一阵晕眩,忽而落入,七荤八素后,仲鸯手无力抵着床,偏头望着四周,由于颠腾,看不大清,又觉陌生。

许久,她才想起来是书房的休息室。

床衾凌乱,微张檀口坠涎。

终于可以说话,仲鸯不再管那么多,也终于意识到自己现在做什么都是错的,他在诓自己,心中火气积聚,胸腔里有好些骂人的话,可到了嘴边便化为声声轻吟。

不知过了多久,连声音也没有了,只轻打着颤。

纠缠无度,让她绝望,尾椎似电流窜过,她无法去忽视,却也无法有反应。思绪就如此被吊着,连晕过去都是奢侈。

空气都是灼热的,顷刻间消散融融冬雪。

伸手抚上她的肚子,陈行简眉眼松动,“像是三四个月的样子。
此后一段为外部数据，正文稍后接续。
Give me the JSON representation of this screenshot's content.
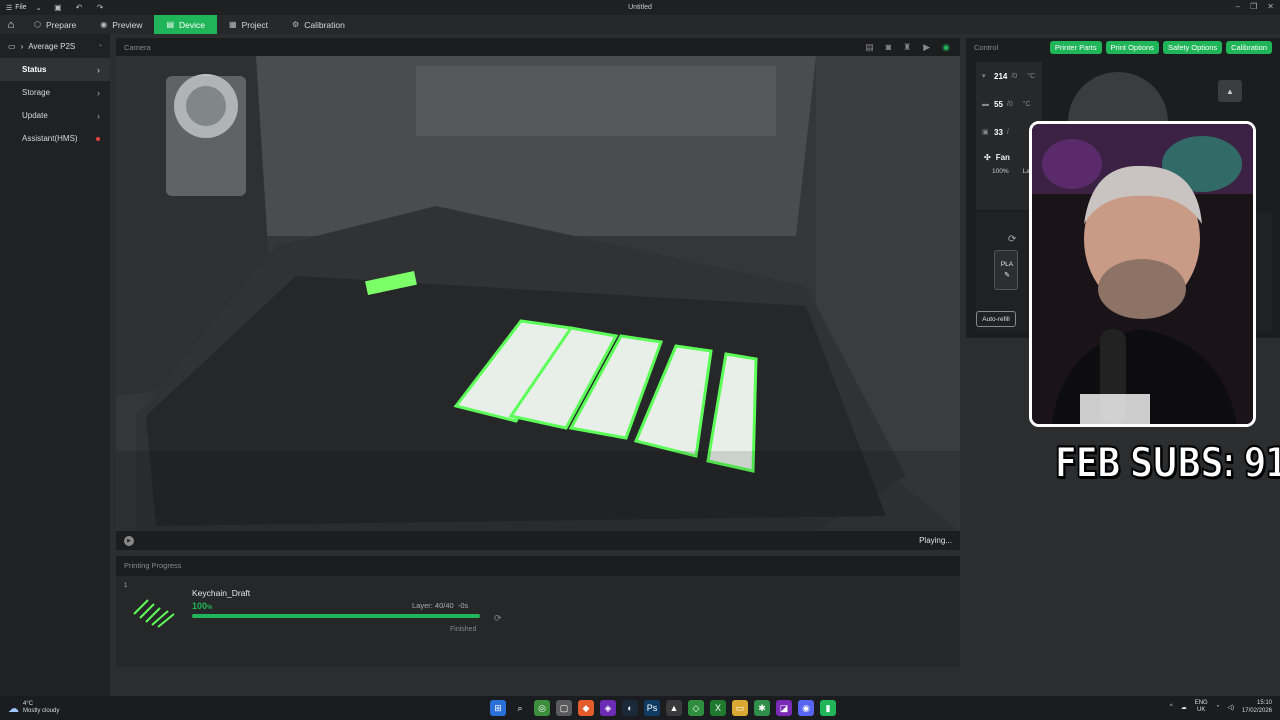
{
  "titlebar": {
    "file_label": "File",
    "title": "Untitled"
  },
  "tabs": [
    {
      "label": "Prepare",
      "icon": "cube-icon"
    },
    {
      "label": "Preview",
      "icon": "eye-icon"
    },
    {
      "label": "Device",
      "icon": "device-icon",
      "active": true
    },
    {
      "label": "Project",
      "icon": "project-icon"
    },
    {
      "label": "Calibration",
      "icon": "gear-icon"
    }
  ],
  "sidebar": {
    "device_name": "Average P2S",
    "items": [
      {
        "label": "Status",
        "active": true
      },
      {
        "label": "Storage"
      },
      {
        "label": "Update"
      },
      {
        "label": "Assistant(HMS)",
        "alert": true
      }
    ]
  },
  "camera": {
    "header": "Camera",
    "status": "Playing..."
  },
  "progress": {
    "header": "Printing Progress",
    "plate": "1",
    "job_name": "Keychain_Draft",
    "percent": "100",
    "percent_unit": "%",
    "percent_value": 1.0,
    "layer": "Layer: 40/40",
    "time_left": "-0s",
    "state": "Finished"
  },
  "control": {
    "header": "Control",
    "buttons": [
      "Printer Parts",
      "Print Options",
      "Safety Options",
      "Calibration"
    ],
    "nozzle": {
      "current": "214",
      "target": "/0",
      "unit": "°C"
    },
    "bed": {
      "current": "55",
      "target": "/0",
      "unit": "°C"
    },
    "chamber": {
      "current": "33",
      "target": "/"
    },
    "fan_label": "Fan",
    "fan_speed": "100%",
    "lamp_label": "La",
    "slot_type": "PLA",
    "auto_refill": "Auto-refill"
  },
  "overlay": {
    "subs_text": "FEB SUBS: 91"
  },
  "taskbar": {
    "temp": "4°C",
    "weather": "Mostly cloudy",
    "lang_top": "ENG",
    "lang_bottom": "UK",
    "time": "15:10",
    "date": "17/02/2026"
  },
  "colors": {
    "accent": "#21b559",
    "alert": "#e0423c"
  }
}
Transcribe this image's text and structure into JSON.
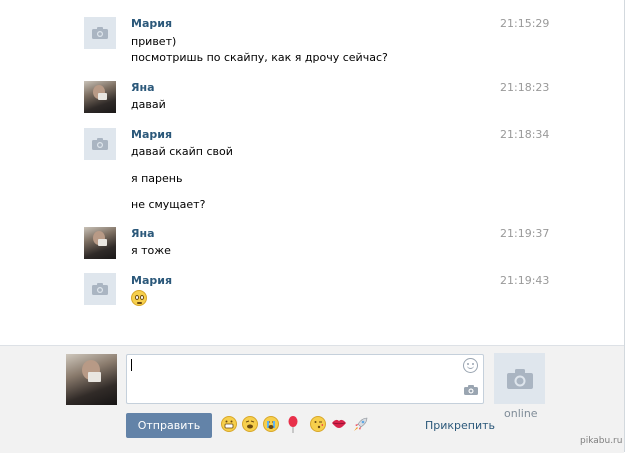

”

轻轻按了按,仲鸯便一声咛,眉头紧簇。

不要孩子,不要孩子,要是有了孩子,陈叔和殷姨到底怎么瞒?爸爸妈妈又要怎么瞒?

脑中有着万般思绪,可倦意像黑洞一般,只仓皇一声,便没了意识。

从那天开始,她便出不去了,被限制在了书房。

手里拿着一本书,仲鸯偏头望向窗外。有些乏力,她靠着窗棂。